Let
$$f_n(x) = \begin{cases} 0, & \text{if } x<\frac{1}{n+1} \\ \sin \frac{\pi}{x}, & \text{if } \frac{1}{n+1}\le x\le\frac{1}{n} \\ 0, & \text{if } x>\frac{1}{n}. \end{cases}$$
Show that $f_n(x)$ converges to a continuous function but not uniformly.
I do not know how to proceed with this. Any help/hint would be appreciated.
On
$f_n$ converges pointwise to the constant function $f(x) = 0$.
The definition of what it means for $f_n$ to converge uniformly to $f$ is as follows: for any $\epsilon > 0$, there exists an $N \in \mathbb{N}$ such that for all $n \geq N$, and all $x \in \mathbb{R}$, we have $|f_n(x)| < \epsilon$.
Therefore, to say that the convergence is not uniform is to say that there exists an $\epsilon > 0$ such that for any $N \in \mathbb{N}$, there exists an $n \geq N$ and an $x \in \mathbb{R}$ such that $|f_n(x)| \geq \epsilon$.

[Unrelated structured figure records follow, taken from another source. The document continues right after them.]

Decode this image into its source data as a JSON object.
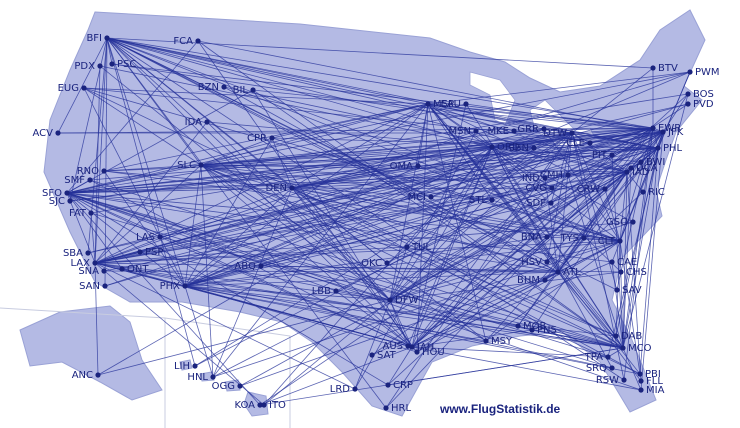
{
  "airports": [
    "BFI",
    "FCA",
    "PDX",
    "PSC",
    "EUG",
    "BZN",
    "BIL",
    "IDA",
    "ACV",
    "CPR",
    "MSP",
    "EAU",
    "MSN",
    "MKE",
    "GRR",
    "DTW",
    "ORD",
    "SBN",
    "CLE",
    "RNO",
    "SLC",
    "SMF",
    "SFO",
    "SJC",
    "OMA",
    "DEN",
    "PIT",
    "FAT",
    "MCI",
    "STL",
    "IND",
    "CMH",
    "CVG",
    "SDF",
    "CRW",
    "IAD",
    "DCA",
    "BWI",
    "PHL",
    "EWR",
    "JFK",
    "BOS",
    "PVD",
    "BTV",
    "PWM",
    "RIC",
    "LAS",
    "TUL",
    "OKC",
    "BNA",
    "TYS",
    "CLT",
    "GSO",
    "SBA",
    "LAX",
    "SNA",
    "ONT",
    "PSP",
    "SAN",
    "PHX",
    "ABQ",
    "LBB",
    "DFW",
    "HSV",
    "ATL",
    "BHM",
    "CAE",
    "CHS",
    "SAV",
    "MSY",
    "MOB",
    "PNS",
    "AUS",
    "IAH",
    "HOU",
    "SAT",
    "CRP",
    "LRD",
    "HRL",
    "DAB",
    "MCO",
    "TPA",
    "SRQ",
    "RSW",
    "PBI",
    "FLL",
    "MIA",
    "ANC",
    "LIH",
    "HNL",
    "OGG",
    "KOA",
    "ITO"
  ],
  "watermark": "www.FlugStatistik.de"
}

Look at the graph of $y = \sin(\pi/x)$ near the point $x = 0$ on the right side. Try working with $\epsilon = 1$. The rapid oscillation between $-1$ and $1$ should give you an idea of how to proceed.
We show that $f_n\to 0$ pointwise, but not uniformly.
Suppose $x\in\mathbb{R}$. If $x\leq 0$ then $f_n(x)=0$ for all $n$. If $x>0$, we can choose $N\in\mathbb{N}$ such that $1/N<x$. In this case, we have $f_n(x)=0$ for all $n\geq N$. Therefore $f_n(x)\to0$ for all $x\in\mathbb{R}$, which means that $f_n\to 0$ pointwise.
To see that $f_n\not\to0$ uniformly, note that for every $n\in\mathbb{N}$, we have $$ \sup_{x\in\mathbb{R}} |f_n(x)| = 1. $$ Indeed, fix $n\in\mathbb{N}$ and take $x:=\frac{1}{n+1/2}$. Then $x$ satisfies $1/(n+1) \leq x \leq 1/n$, and so $$ |f_n(x)| = |\sin\left(\frac{\pi}{x}\right)| = |\sin(n\pi+\pi/2)| = 1. $$